Proton, helium, and electron spectra during the large solar particle events of October–November 2003

Abstract

The extraordinary period from late October through early November 2003 was marked by more than 40 coronal mass ejections (CME), eight X‐class flares, and five large solar energetic particle (SEP) events. Using data from instruments on the ACE, SAMPEX, and GOES‐11 spacecraft, the fluences of H, He, O, and electrons have been measured in these five events over the energy interval from ∼0.1 to >100 MeV/nucleon for the ions and ∼0.04 to 8 MeV for electrons. The H, He, and O spectra are found to resemble double power laws, with a break in the spectral index between ∼5 and ∼50 MeV/nucleon which appears to depend on the charge‐to‐mass ratio of the species.
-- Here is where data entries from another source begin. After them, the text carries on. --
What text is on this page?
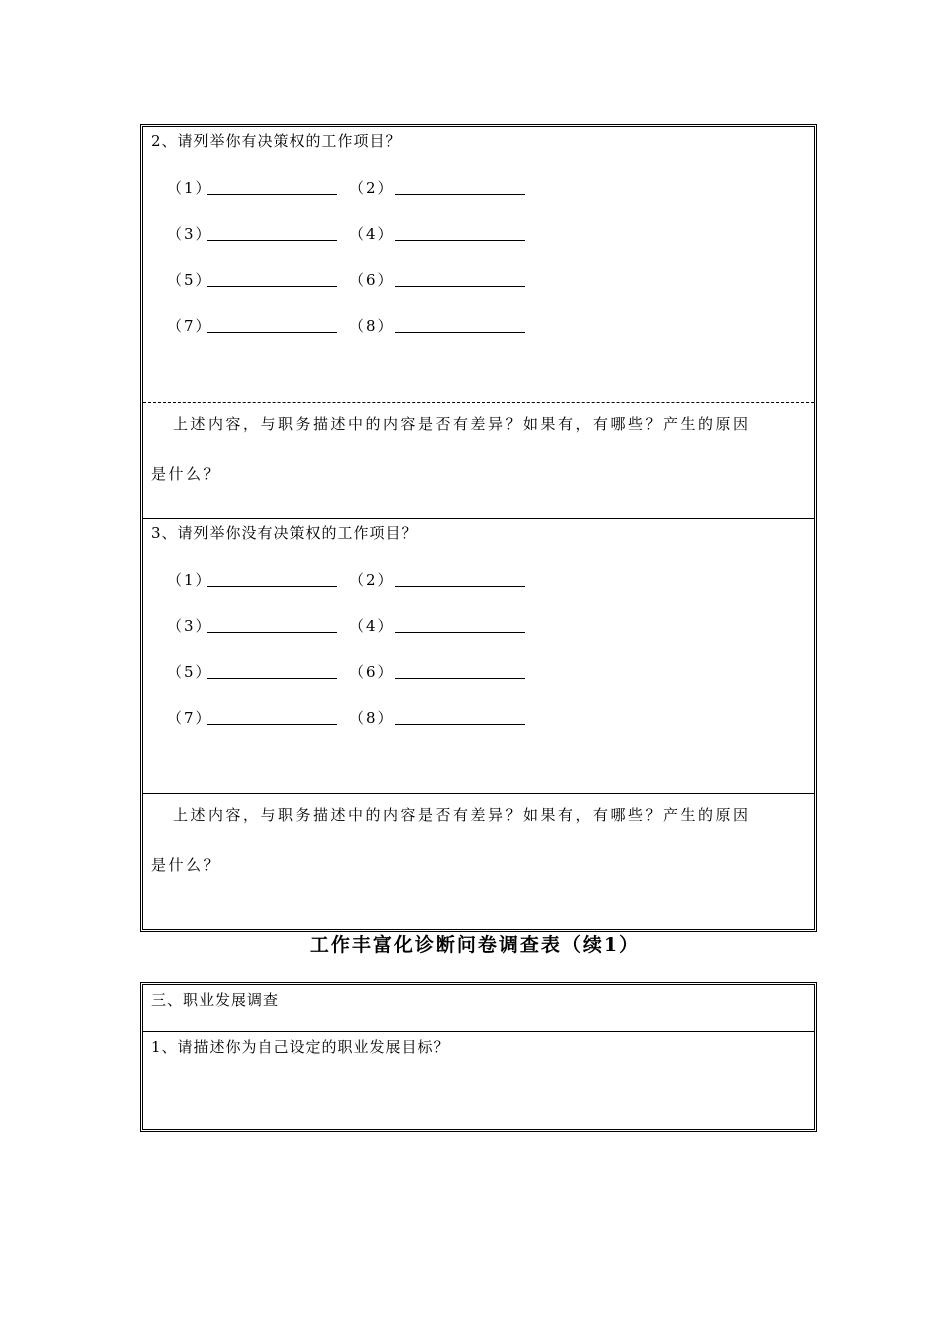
2、请列举你有决策权的工作项目？
（1）	（2）
（3）	（4）
（5）	（6）
（7）	（8）
上述内容，与职务描述中的内容是否有差异？如果有，有哪些？产生的原因
是什么？
3、请列举你没有决策权的工作项目？
（1）	（2）
（3）	（4）
（5）	（6）
（7）	（8）
上述内容，与职务描述中的内容是否有差异？如果有，有哪些？产生的原因
是什么？
工作丰富化诊断问卷调查表（续1）
三、职业发展调查
1、请描述你为自己设定的职业发展目标？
Possible interpretations of the relative location of the H and He breaks are discussed. The electron spectra can also be characterized by double power laws, but incomplete energy coverage prevents an exact determination of where and how the spectra steepen. The proton and electron fluences in the 28 October 2003 SEP event are comparable to the largest observed during the previous solar maximum, and within a factor of 2 or 3 of the largest SEP events observed during the last 50 years. The 2‐week period covered by these observations accounted for ∼20% of the high‐energy solar‐particle fluence over the years from 1997 to 2003. By integrating over the energy spectra, the total energy content of energetic protons, He, and electrons in the interplanetary medium can be estimated. After correcting for the location of the events, it is found that the kinetic energy in energetic particles amounts to a significant fraction of the estimated CME kinetic energy, implying that shock acceleration must be relatively efficient in these events.